Other than that, there is the non destructive editing and smart objects mentioned. I personally think the workflow for working with layers, clipping masks, and paths in PS is easier and more streamlined as well, but that is a personal opinion due to my workflow.

Comment Re:If I own the car (Score 1) 269

Wrong way. You are paying the hotel to stay there with a reasonable expectation of (semi)privacy. The Valet is not paying YOU to drive your vehicle, YOU are paying the valet ( both in tips and through their wages being rolled into purchase prices ) to drive your vehicle.

Playing devils advocate:
It's been argued here and elsewhere that employers are justified in recording employees using the employers equipment at work; the valet is just another subcontractor that you hire while he/she works for the hotel / restaurant / wherever you go. Since the valet is an employee you should be able to record them, especially seeing as there really shouldn't be a difference in recording voice versus recording text ( email / IM ) from a computer.

That said, it should be an interesting court case if it gets argued. It has the potential to affect OTR truck drivers as well since some companies record audio / video of them. Again, it will come down to employment definitions, since the employer of the truck drivers must disclose that the employee is being recorded. It may mean that even a small sign in a prominent location in / on the vehicle would be all that is needed, something like the "Objects in mirror are closer than they appear" signs on cars.

Comment Re:Anonymous public peer review (Score 1) 167

I have a real problem with the concept of anonymous peer review without editorial oversight or not included in a due peer review process.
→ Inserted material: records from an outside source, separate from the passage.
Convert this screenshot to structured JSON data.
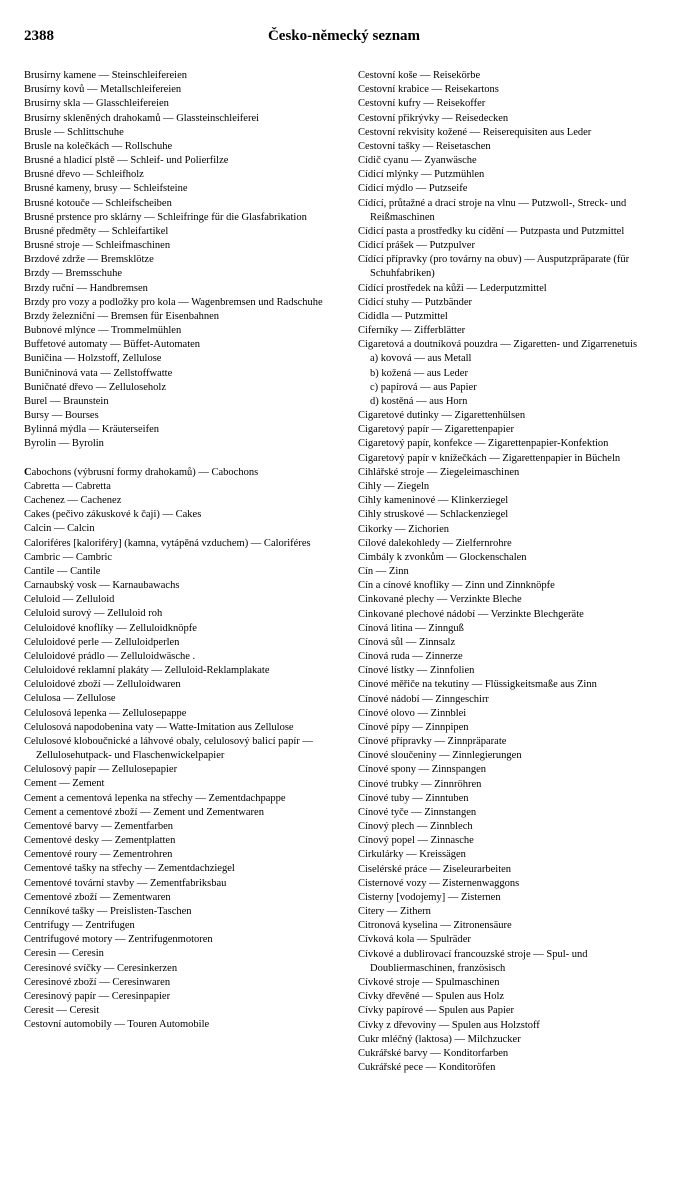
{
  "header": {
    "page_number": "2388",
    "title": "Česko-německý seznam"
  },
  "left_column": [
    {
      "cz": "Brusírny kamene",
      "de": "Steinschleifereien"
    },
    {
      "cz": "Brusírny kovů",
      "de": "Metallschleifereien"
    },
    {
      "cz": "Brusírny skla",
      "de": "Glasschleifereien"
    },
    {
      "cz": "Brusírny skleněných drahokamů",
      "de": "Glassteinschleiferei"
    },
    {
      "cz": "Brusle",
      "de": "Schlittschuhe"
    },
    {
      "cz": "Brusle na kolečkách",
      "de": "Rollschuhe"
    },
    {
      "cz": "Brusné a hladicí plstě",
      "de": "Schleif- und Polierfilze"
    },
    {
      "cz": "Brusné dřevo",
      "de": "Schleifholz"
    },
    {
      "cz": "Brusné kameny, brusy",
      "de": "Schleifsteine"
    },
    {
      "cz": "Brusné kotouče",
      "de": "Schleifscheiben"
    },
    {
      "cz": "Brusné prstence pro sklárny",
      "de": "Schleifringe für die Glasfabrikation"
    },
    {
      "cz": "Brusné předměty",
      "de": "Schleifartikel"
    },
    {
      "cz": "Brusné stroje",
      "de": "Schleifmaschinen"
    },
    {
      "cz": "Brzdové zdrže",
      "de": "Bremsklötze"
    },
    {
      "cz": "Brzdy",
      "de": "Bremsschuhe"
    },
    {
      "cz": "Brzdy ruční",
      "de": "Handbremsen"
    },
    {
      "cz": "Brzdy pro vozy a podložky pro kola",
      "de": "Wagenbremsen und Radschuhe"
    },
    {
      "cz": "Brzdy železniční",
      "de": "Bremsen für Eisenbahnen"
    },
    {
      "cz": "Bubnové mlýnce",
      "de": "Trommelmühlen"
    },
    {
      "cz": "Buffetové automaty",
      "de": "Büffet-Automaten"
    },
    {
      "cz": "Buničina",
      "de": "Holzstoff, Zellulose"
    },
    {
      "cz": "Buničninová vata",
      "de": "Zellstoffwatte"
    },
    {
      "cz": "Buničnaté dřevo",
      "de": "Zelluloseholz"
    },
    {
      "cz": "Burel",
      "de": "Braunstein"
    },
    {
      "cz": "Bursy",
      "de": "Bourses"
    },
    {
      "cz": "Bylinná mýdla",
      "de": "Kräuterseifen"
    },
    {
      "cz": "Byrolin",
      "de": "Byrolin"
    },
    {
      "gap": true
    },
    {
      "lead": "C",
      "cz": "abochons (výbrusní formy drahokamů)",
      "de": "Cabochons"
    },
    {
      "cz": "Cabretta",
      "de": "Cabretta"
    },
    {
      "cz": "Cachenez",
      "de": "Cachenez"
    },
    {
      "cz": "Cakes (pečivo zákuskové k čaji)",
      "de": "Cakes"
    },
    {
      "cz": "Calcin",
      "de": "Calcin"
    },
    {
      "cz": "Caloriféres [kaloriféry] (kamna, vytápěná vzduchem)",
      "de": "Caloriféres"
    },
    {
      "cz": "Cambric",
      "de": "Cambric"
    },
    {
      "cz": "Cantile",
      "de": "Cantile"
    },
    {
      "cz": "Carnaubský vosk",
      "de": "Karnaubawachs"
    },
    {
      "cz": "Celuloid",
      "de": "Zelluloid"
    },
    {
      "cz": "Celuloid surový",
      "de": "Zelluloid roh"
    },
    {
      "cz": "Celuloidové knoflíky",
      "de": "Zelluloidknöpfe"
    },
    {
      "cz": "Celuloidové perle",
      "de": "Zelluloidperlen"
    },
    {
      "cz": "Celuloidové prádlo",
      "de": "Zelluloidwäsche ."
    },
    {
      "cz": "Celuloidové reklamní plakáty",
      "de": "Zelluloid-Reklamplakate"
    },
    {
      "cz": "Celuloidové zboží",
      "de": "Zelluloidwaren"
    },
    {
      "cz": "Celulosa",
      "de": "Zellulose"
    },
    {
      "cz": "Celulosová lepenka",
      "de": "Zellulosepappe"
    },
    {
      "cz": "Celulosová napodobenina vaty",
      "de": "Watte-Imitation aus Zellulose"
    },
    {
      "cz": "Celulosové kloboučnické a láhvové obaly, celulosový balicí papír",
      "de": "Zellulosehutpack- und Flaschenwickelpapier"
    },
    {
      "cz": "Celulosový papír",
      "de": "Zellulosepapier"
    },
    {
      "cz": "Cement",
      "de": "Zement"
    },
    {
      "cz": "Cement a cementová lepenka na střechy",
      "de": "Zementdachpappe"
    },
    {
      "cz": "Cement a cementové zboží",
      "de": "Zement und Zementwaren"
    },
    {
      "cz": "Cementové barvy",
      "de": "Zementfarben"
    },
    {
      "cz": "Cementové desky",
      "de": "Zementplatten"
    },
    {
      "cz": "Cementové roury",
      "de": "Zementrohren"
    },
    {
      "cz": "Cementové tašky na střechy",
      "de": "Zementdachziegel"
    },
    {
      "cz": "Cementové tovární stavby",
      "de": "Zementfabriksbau"
    },
    {
      "cz": "Cementové zboží",
      "de": "Zementwaren"
    },
    {
      "cz": "Cenníkové tašky",
      "de": "Preislisten-Taschen"
    },
    {
      "cz": "Centrifugy",
      "de": "Zentrifugen"
    },
    {
      "cz": "Centrifugové motory",
      "de": "Zentrifugenmotoren"
    },
    {
      "cz": "Ceresin",
      "de": "Ceresin"
    },
    {
      "cz": "Ceresinové svíčky",
      "de": "Ceresinkerzen"
    },
    {
      "cz": "Ceresinové zboží",
      "de": "Ceresinwaren"
    },
    {
      "cz": "Ceresinový papír",
      "de": "Ceresinpapier"
    },
    {
      "cz": "Ceresit",
      "de": "Ceresit"
    },
    {
      "cz": "Cestovní automobily",
      "de": "Touren Automobile"
    }
  ],
  "right_column": [
    {
      "cz": "Cestovní koše",
      "de": "Reisekörbe"
    },
    {
      "cz": "Cestovní krabice",
      "de": "Reisekartons"
    },
    {
      "cz": "Cestovní kufry",
      "de": "Reisekoffer"
    },
    {
      "cz": "Cestovní přikrývky",
      "de": "Reisedecken"
    },
    {
      "cz": "Cestovní rekvisity kožené",
      "de": "Reiserequisiten aus Leder"
    },
    {
      "cz": "Cestovní tašky",
      "de": "Reisetaschen"
    },
    {
      "cz": "Cídič cyanu",
      "de": "Zyanwäsche"
    },
    {
      "cz": "Cídicí mlýnky",
      "de": "Putzmühlen"
    },
    {
      "cz": "Cídicí mýdlo",
      "de": "Putzseife"
    },
    {
      "cz": "Cídící, průtažné a drací stroje na vlnu",
      "de": "Putzwoll-, Streck- und Reißmaschinen"
    },
    {
      "cz": "Cídicí pasta a prostředky ku cídění",
      "de": "Putzpasta und Putzmittel"
    },
    {
      "cz": "Cídicí prášek",
      "de": "Putzpulver"
    },
    {
      "cz": "Cídící přípravky (pro továrny na obuv)",
      "de": "Ausputzpräparate (für Schuhfabriken)"
    },
    {
      "cz": "Cídící prostředek na kůži",
      "de": "Lederputzmittel"
    },
    {
      "cz": "Cídicí stuhy",
      "de": "Putzbänder"
    },
    {
      "cz": "Cídidla",
      "de": "Putzmittel"
    },
    {
      "cz": "Ciferníky",
      "de": "Zifferblätter"
    },
    {
      "cz": "Cigaretová a doutníková pouzdra",
      "de": "Zigaretten- und Zigarrenetuis"
    },
    {
      "sub": true,
      "cz": "a) kovová",
      "de": "aus Metall"
    },
    {
      "sub": true,
      "cz": "b) kožená",
      "de": "aus Leder"
    },
    {
      "sub": true,
      "cz": "c) papírová",
      "de": "aus Papier"
    },
    {
      "sub": true,
      "cz": "d) kostěná",
      "de": "aus Horn"
    },
    {
      "cz": "Cigaretové dutinky",
      "de": "Zigarettenhülsen"
    },
    {
      "cz": "Cigaretový papír",
      "de": "Zigarettenpapier"
    },
    {
      "cz": "Cigaretový papír, konfekce",
      "de": "Zigarettenpapier-Konfektion"
    },
    {
      "cz": "Cigaretový papír v knížečkách",
      "de": "Zigarettenpapier in Bücheln"
    },
    {
      "cz": "Cihlářské stroje",
      "de": "Ziegeleimaschinen"
    },
    {
      "cz": "Cihly",
      "de": "Ziegeln"
    },
    {
      "cz": "Cihly kameninové",
      "de": "Klinkerziegel"
    },
    {
      "cz": "Cihly struskové",
      "de": "Schlackenziegel"
    },
    {
      "cz": "Cikorky",
      "de": "Zichorien"
    },
    {
      "cz": "Cílové dalekohledy",
      "de": "Zielfernrohre"
    },
    {
      "cz": "Cimbály k zvonkům",
      "de": "Glockenschalen"
    },
    {
      "cz": "Cín",
      "de": "Zinn"
    },
    {
      "cz": "Cín a cínové knoflíky",
      "de": "Zinn und Zinnknöpfe"
    },
    {
      "cz": "Cinkované plechy",
      "de": "Verzinkte Bleche"
    },
    {
      "cz": "Cinkované plechové nádobí",
      "de": "Verzinkte Blechgeräte"
    },
    {
      "cz": "Cínová litina",
      "de": "Zinnguß"
    },
    {
      "cz": "Cínová sůl",
      "de": "Zinnsalz"
    },
    {
      "cz": "Cínová ruda",
      "de": "Zinnerze"
    },
    {
      "cz": "Cínové lístky",
      "de": "Zinnfolien"
    },
    {
      "cz": "Cínové měřiče na tekutiny",
      "de": "Flüssigkeitsmaße aus Zinn"
    },
    {
      "cz": "Cínové nádobí",
      "de": "Zinngeschirr"
    },
    {
      "cz": "Cínové olovo",
      "de": "Zinnblei"
    },
    {
      "cz": "Cínové pípy",
      "de": "Zinnpipen"
    },
    {
      "cz": "Cínové přípravky",
      "de": "Zinnpräparate"
    },
    {
      "cz": "Cínové sloučeniny",
      "de": "Zinnlegierungen"
    },
    {
      "cz": "Cínové spony",
      "de": "Zinnspangen"
    },
    {
      "cz": "Cínové trubky",
      "de": "Zinnröhren"
    },
    {
      "cz": "Cínové tuby",
      "de": "Zinntuben"
    },
    {
      "cz": "Cínové tyče",
      "de": "Zinnstangen"
    },
    {
      "cz": "Cínový plech",
      "de": "Zinnblech"
    },
    {
      "cz": "Cínový popel",
      "de": "Zinnasche"
    },
    {
      "cz": "Cirkulárky",
      "de": "Kreissägen"
    },
    {
      "cz": "Ciselérské práce",
      "de": "Ziseleurarbeiten"
    },
    {
      "cz": "Cisternové vozy",
      "de": "Zisternenwaggons"
    },
    {
      "cz": "Cisterny [vodojemy]",
      "de": "Zisternen"
    },
    {
      "cz": "Citery",
      "de": "Zithern"
    },
    {
      "cz": "Citronová kyselina",
      "de": "Zitronensäure"
    },
    {
      "cz": "Cívková kola",
      "de": "Spulräder"
    },
    {
      "cz": "Cívkové a dublirovací francouzské stroje",
      "de": "Spul- und Doubliermaschinen, französisch"
    },
    {
      "cz": "Cívkové stroje",
      "de": "Spulmaschinen"
    },
    {
      "cz": "Cívky dřevěné",
      "de": "Spulen aus Holz"
    },
    {
      "cz": "Cívky papírové",
      "de": "Spulen aus Papier"
    },
    {
      "cz": "Cívky z dřevoviny",
      "de": "Spulen aus Holzstoff"
    },
    {
      "cz": "Cukr mléčný (laktosa)",
      "de": "Milchzucker"
    },
    {
      "cz": "Cukrářské barvy",
      "de": "Konditorfarben"
    },
    {
      "cz": "Cukrářské pece",
      "de": "Konditoröfen"
    }
  ]
}
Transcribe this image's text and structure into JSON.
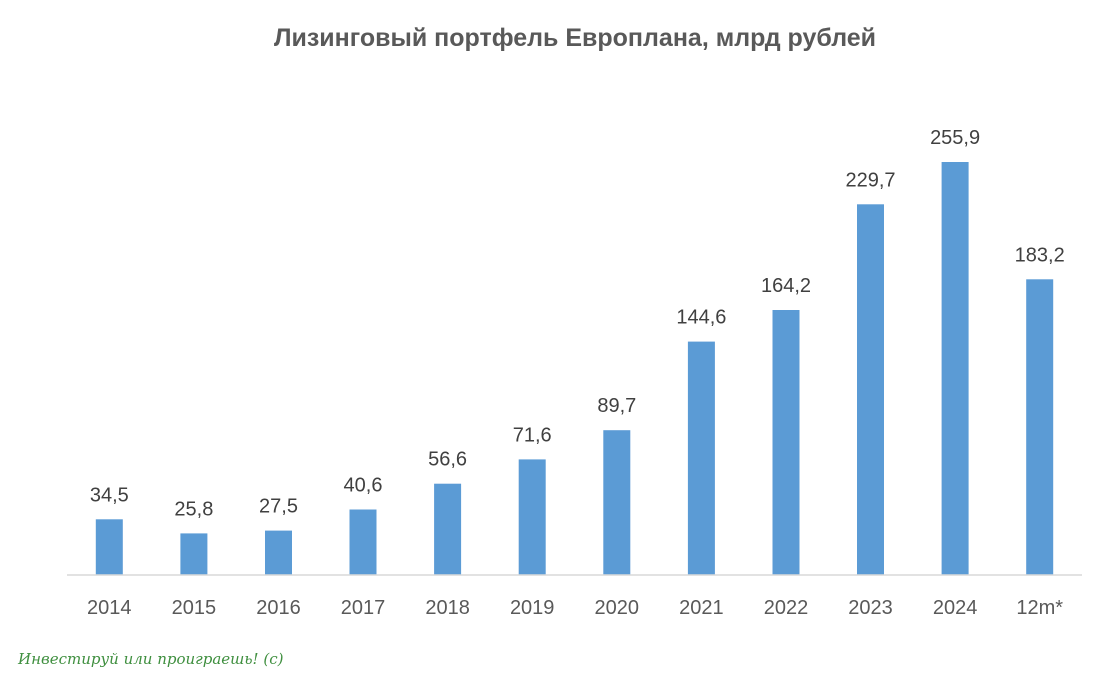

You mean it wasn't a good idea to basically make a 4chan for scientific paper review?

Who would have thought it, after all, 4chan turned out to be such an awesome, wholesome, and welcoming place... do I really need to add the huge sarcasm tag after that statement?

Comment Re:Good. IndieGoGo should do it too (Score 1) 203

I haven't looked into it in quite a few years, but I believe the European roadways last ~2x as long as the American roadways but cost roughly the same to maintain over the same time period ( meaning it costs the same to repave the road twice with half the thickness as it does to pave once at 2x thickness... + maintenance over the same time periods). The main reason, at east used to be, that the European roadways where laid down in mats double the thickness of the American pavings.

So the only real advantage Euro-roads have is full deconstruction / reconstruction times are further apart, while having to do roughly the same minor repairs at maintenance times similar to American roadways. Basically cost wise it was a wash, with the American roadways having a lower initial cost layout to pave previously unpaved areas, a huge advantage when you think of the geographical areas needed to be paved per country.

Now of course things may have changed in the intervening time, but I doubt it. It was actually an interesting study to look at how similar the differences actually turned out to be in the end.

Comment Mine looks like an ugly hack (Score 1) 287

My personal setup is a frankencenter. I have everything from an old Cyrix300Mhz to a P3 733Mhz HP Netserver to random P4 / Prescotts serving up a combined total of ~12TB + 6TB for desktop / laptop backups. Some of these "machines" are not even in a physical case...

The main trick for the power hungry crap is only keeping what you really need powered on at any time. Most of the old really power hungry stuff is deep cold storage and rarely powered on except to test data integrity. That way I only need to provide cooling ( in the summer at least ) to the P4 / Prescott machines that have the bulk of my more accessed data.

So, all in all it's ugly, hackish - since it is all cobbled together from spare parts from other jobs, and works like a charm.